Все еще прижимаясь щекой к груди К. и задумчиво глядя куда-то вдаль, Фрида пробормотала:
– Все будет так, как матушка говорит. Дупль больше и знать меня не захочет. Но, конечно, не из-за того, что ты, милый, ко мне пришел, его ничто такое потрясти вообще не способно. Скорее, я думаю, то, что мы обрели друг друга тогда под стойкой, – дело его воли, да благословен, а не проклят будет тот час.
– Если так, – протянул К., ибо сладки были для него слова Фриды и он даже глаза на миг прикрыл, чтобы до конца эту сладость прочувствовать, – если так, то у меня тем меньше причин страшиться беседы с Дуплем.

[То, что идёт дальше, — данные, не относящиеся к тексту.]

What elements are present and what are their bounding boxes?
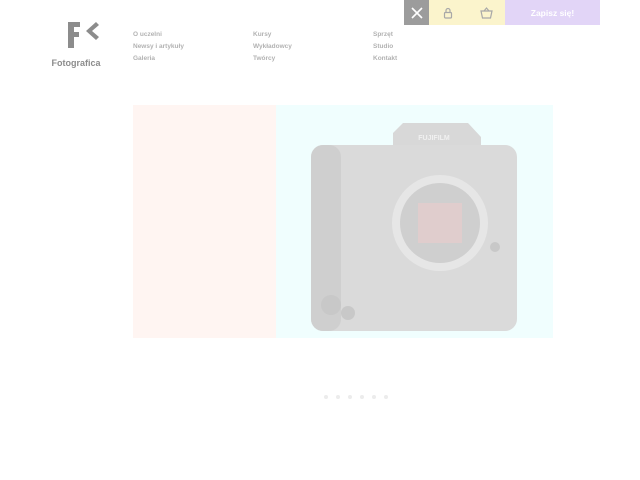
close-icon (410, 6, 423, 19)
logo[interactable]: Fotografica (48, 20, 104, 68)
nav-link-kontakt[interactable]: Kontakt (373, 53, 397, 65)
user-icon (443, 7, 453, 19)
hero-left-panel (133, 105, 276, 338)
account-button[interactable] (429, 0, 467, 25)
basket-icon (479, 6, 493, 19)
logo-text: Fotografica (51, 58, 101, 68)
hero-banner[interactable]: FUJIFILM (133, 105, 553, 338)
nav-link-o-uczelni[interactable]: O uczelni (133, 29, 184, 41)
logo-mark-icon (68, 22, 99, 48)
nav-column-1: O uczelni Newsy i artykuły Galeria (133, 29, 184, 65)
nav-link-kursy[interactable]: Kursy (253, 29, 292, 41)
nav-link-wykladowcy[interactable]: Wykładowcy (253, 41, 292, 53)
subscribe-button[interactable]: Zapisz się! (505, 0, 600, 25)
slider-dot[interactable] (324, 395, 328, 399)
nav-link-sprzet[interactable]: Sprzęt (373, 29, 397, 41)
slider-dot[interactable] (372, 395, 376, 399)
nav-link-studio[interactable]: Studio (373, 41, 397, 53)
nav-link-newsy[interactable]: Newsy i artykuły (133, 41, 184, 53)
close-menu-button[interactable] (404, 0, 429, 25)
camera-image: FUJIFILM (311, 123, 517, 331)
nav-column-2: Kursy Wykładowcy Twórcy (253, 29, 292, 65)
slider-dot[interactable] (360, 395, 364, 399)
slider-dot[interactable] (336, 395, 340, 399)
slider-dots (324, 395, 388, 399)
slider-dot[interactable] (384, 395, 388, 399)
slider-dot[interactable] (348, 395, 352, 399)
camera-brand-label: FUJIFILM (418, 135, 450, 142)
nav-link-galeria[interactable]: Galeria (133, 53, 184, 65)
top-bar: Zapisz się! (404, 0, 600, 25)
cart-button[interactable] (467, 0, 505, 25)
nav-link-tworcy[interactable]: Twórcy (253, 53, 292, 65)
nav-column-3: Sprzęt Studio Kontakt (373, 29, 397, 65)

– И вправду, – проронила хозяйка, глянув на К. совсем уж свысока, – вы иной раз мне мужа моего напоминаете, такой же упрямец и ребенок. Вы всего несколько дней здесь, а полагаете все знать лучше нас, местных, лучше меня, пожилой женщины, и лучше Фриды, которая в «Господском подворье» столько всего повидала и слышала. Не спорю, может, иной раз и можно чего-то добиться вопреки предписаниям и обычаю, я сама ничего подобного не видывала, но, говорят, случаи бывали, может быть, – но даже если такое возможно, то происходит оно совсем не таким манером, каким вы это делаете, вечно твердя лишь «нет» да «нет», во всем норовя жить своим умом и самых доброжелательных советов слушать не желая. Думаете, я об вас пекусь? Да разве я о вас беспокоилась, когда вы один-то были? Хотя, наверное, надо было еще тогда вмешаться, глядишь, кое-чего удалось бы избежать. Единственное, что я еще тогда мужу своему про вас сказала: «Держись от него подальше!» Мне бы и самой себе нынче впору то же самое сказать, если бы Фриду в вашу судьбу не затянуло. Только ей одной – нравится вам это или нет – вы обязаны моей заботливостью и даже уважением моим. А потому права не имеете просто так от меня отмахнуться, ведь я единственная, кто о малютке Фриде по-матерински печется, а значит, вы передо мной за нее в ответе. Возможно, Фрида и права, и все, что случилось, случилось по воле Дупля, только про Дупля я знать ничего не знаю, говорить с ним никогда не смогу, он для меня совершенно недоступен, а вы вот сидите тут, держите на коленях мою Фриду, тогда как вас-то самого – с какой стати мне об этом умалчивать? – держат здесь только по моей милости. Да-да, по моей милости, попробуйте-ка, молодой человек, если я вам на порог укажу, найти в деревне хоть какое-нибудь пристанище, даже и в собачьей конуре.